Based in London, the musician behind the name of Clarence Clarity has a new approach on funky music. He reminds his listeners of 1970s and 80s crazy era. Back then the sounds were smooth and groovy and that’s what Clarence Clarity seems to be ressuscitating in a very refreshing way.
Clarence Clarity started by releasing “No Now”, a debut album filled with 30 samples of what his sound is all about. The Guardian called him “visionary”. Radio 1 has also regarded him as “part of the future”. Every review has recognized the artist as something innovative in both melodic and lyrical aspect.
Clarence agrees his aim is to create a different wave combination and he is trying really hard so that his music can matter and do something for what the world is now. “I intend to be the greatest artist of all-time, and not just because of my musical impact, but my societal impact as well, bolstering relations between nations,” he says.

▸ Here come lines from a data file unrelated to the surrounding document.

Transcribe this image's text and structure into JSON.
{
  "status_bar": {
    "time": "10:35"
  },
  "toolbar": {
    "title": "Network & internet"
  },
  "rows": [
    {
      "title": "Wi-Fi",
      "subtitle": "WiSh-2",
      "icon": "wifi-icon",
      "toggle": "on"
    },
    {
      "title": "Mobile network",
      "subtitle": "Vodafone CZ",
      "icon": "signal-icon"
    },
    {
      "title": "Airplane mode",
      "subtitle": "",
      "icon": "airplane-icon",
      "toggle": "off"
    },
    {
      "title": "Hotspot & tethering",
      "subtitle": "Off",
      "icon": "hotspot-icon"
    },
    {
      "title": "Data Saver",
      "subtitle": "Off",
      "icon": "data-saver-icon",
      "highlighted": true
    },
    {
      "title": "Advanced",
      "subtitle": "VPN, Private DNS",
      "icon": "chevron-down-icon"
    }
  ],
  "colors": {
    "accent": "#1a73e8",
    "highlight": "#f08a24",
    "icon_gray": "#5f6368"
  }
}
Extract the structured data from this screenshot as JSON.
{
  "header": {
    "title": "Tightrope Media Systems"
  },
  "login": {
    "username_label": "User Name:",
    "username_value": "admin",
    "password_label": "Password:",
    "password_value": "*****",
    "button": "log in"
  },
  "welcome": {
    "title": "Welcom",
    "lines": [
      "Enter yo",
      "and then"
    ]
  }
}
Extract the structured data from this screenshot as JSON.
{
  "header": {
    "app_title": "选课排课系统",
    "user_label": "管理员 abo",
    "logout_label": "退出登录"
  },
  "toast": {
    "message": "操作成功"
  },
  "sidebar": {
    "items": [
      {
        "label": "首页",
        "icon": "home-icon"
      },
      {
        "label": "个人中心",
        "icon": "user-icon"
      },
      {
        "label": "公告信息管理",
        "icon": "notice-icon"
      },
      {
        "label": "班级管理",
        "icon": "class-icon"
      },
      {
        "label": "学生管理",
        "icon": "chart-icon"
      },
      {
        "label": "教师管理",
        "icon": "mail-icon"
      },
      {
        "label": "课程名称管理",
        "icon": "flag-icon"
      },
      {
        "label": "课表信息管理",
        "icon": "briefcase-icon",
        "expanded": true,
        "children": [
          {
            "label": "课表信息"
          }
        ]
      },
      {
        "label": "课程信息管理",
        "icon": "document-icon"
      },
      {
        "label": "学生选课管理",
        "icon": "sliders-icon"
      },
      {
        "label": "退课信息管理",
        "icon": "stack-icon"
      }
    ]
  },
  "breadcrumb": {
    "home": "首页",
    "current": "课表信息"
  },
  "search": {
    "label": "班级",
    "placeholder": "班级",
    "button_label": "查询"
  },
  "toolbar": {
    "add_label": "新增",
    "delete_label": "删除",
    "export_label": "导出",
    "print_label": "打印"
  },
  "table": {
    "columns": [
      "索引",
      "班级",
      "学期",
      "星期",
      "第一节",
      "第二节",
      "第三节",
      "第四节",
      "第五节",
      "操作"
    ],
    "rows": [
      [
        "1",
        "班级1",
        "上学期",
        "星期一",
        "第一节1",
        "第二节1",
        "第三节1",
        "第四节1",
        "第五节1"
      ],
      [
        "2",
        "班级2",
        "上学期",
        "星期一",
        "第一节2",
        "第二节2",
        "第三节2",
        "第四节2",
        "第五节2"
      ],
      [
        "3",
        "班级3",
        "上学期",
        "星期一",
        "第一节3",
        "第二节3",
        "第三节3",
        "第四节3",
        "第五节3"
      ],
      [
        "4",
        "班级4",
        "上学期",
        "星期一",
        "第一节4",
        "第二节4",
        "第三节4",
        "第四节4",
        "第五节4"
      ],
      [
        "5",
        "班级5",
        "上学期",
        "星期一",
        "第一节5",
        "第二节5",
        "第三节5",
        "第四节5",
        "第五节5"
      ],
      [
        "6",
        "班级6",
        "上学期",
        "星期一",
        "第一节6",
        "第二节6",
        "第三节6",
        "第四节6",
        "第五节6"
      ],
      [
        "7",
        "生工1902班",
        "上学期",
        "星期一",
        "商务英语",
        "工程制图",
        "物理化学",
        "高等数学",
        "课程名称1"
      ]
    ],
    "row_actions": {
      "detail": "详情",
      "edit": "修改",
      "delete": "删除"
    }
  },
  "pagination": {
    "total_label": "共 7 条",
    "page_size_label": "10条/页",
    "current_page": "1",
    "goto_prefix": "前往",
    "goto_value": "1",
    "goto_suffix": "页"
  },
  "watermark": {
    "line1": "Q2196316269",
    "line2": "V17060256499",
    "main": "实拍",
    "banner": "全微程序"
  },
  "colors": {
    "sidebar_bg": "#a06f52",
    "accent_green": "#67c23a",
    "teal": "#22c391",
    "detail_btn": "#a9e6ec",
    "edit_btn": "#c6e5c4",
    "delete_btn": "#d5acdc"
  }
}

The londoner is rad, groovy and original. A new sensation in the British music scene, Clarence Clarity is someone you could call a real messiah of funk nowadays. “The No Now is my bubble of clarity, the ongoing wow hovering in stasis, with the blinds down and the world a forgotten dream,” explained the musician.
The Line of Best Fit has described its sound such as “enigmatic, cynical, psycho-llectual, omniscient, shrouded orb of weird conjuring noises from the bowels of Beelzebub”. Enough to stirr up your curiosity?
Well, Clarence Clarity is certainly the mystery man. “It’s all smoke and mirrors Larry, wherever you look. Everyone’s wearing a mask, pulling a fast one, sleight of hand, are they not? But no, I have no intention of creating a (dare I say) clichéd and anonymous alter-ego. I’ve kept my personal details out of the picture for now, just while people are still being introduced to the music. I’d like the listener to paint their own picture of who they think Clarence Clarity is first,” he enlightened.
Clarence Clarity’s songs are a take on the present, on what aesthetics can do for music and on what music can do for society. Describing his repertoire in one word takes him to “now, now”. Don’t waste your time on yesterday and take a listen to this London-based breakthrough.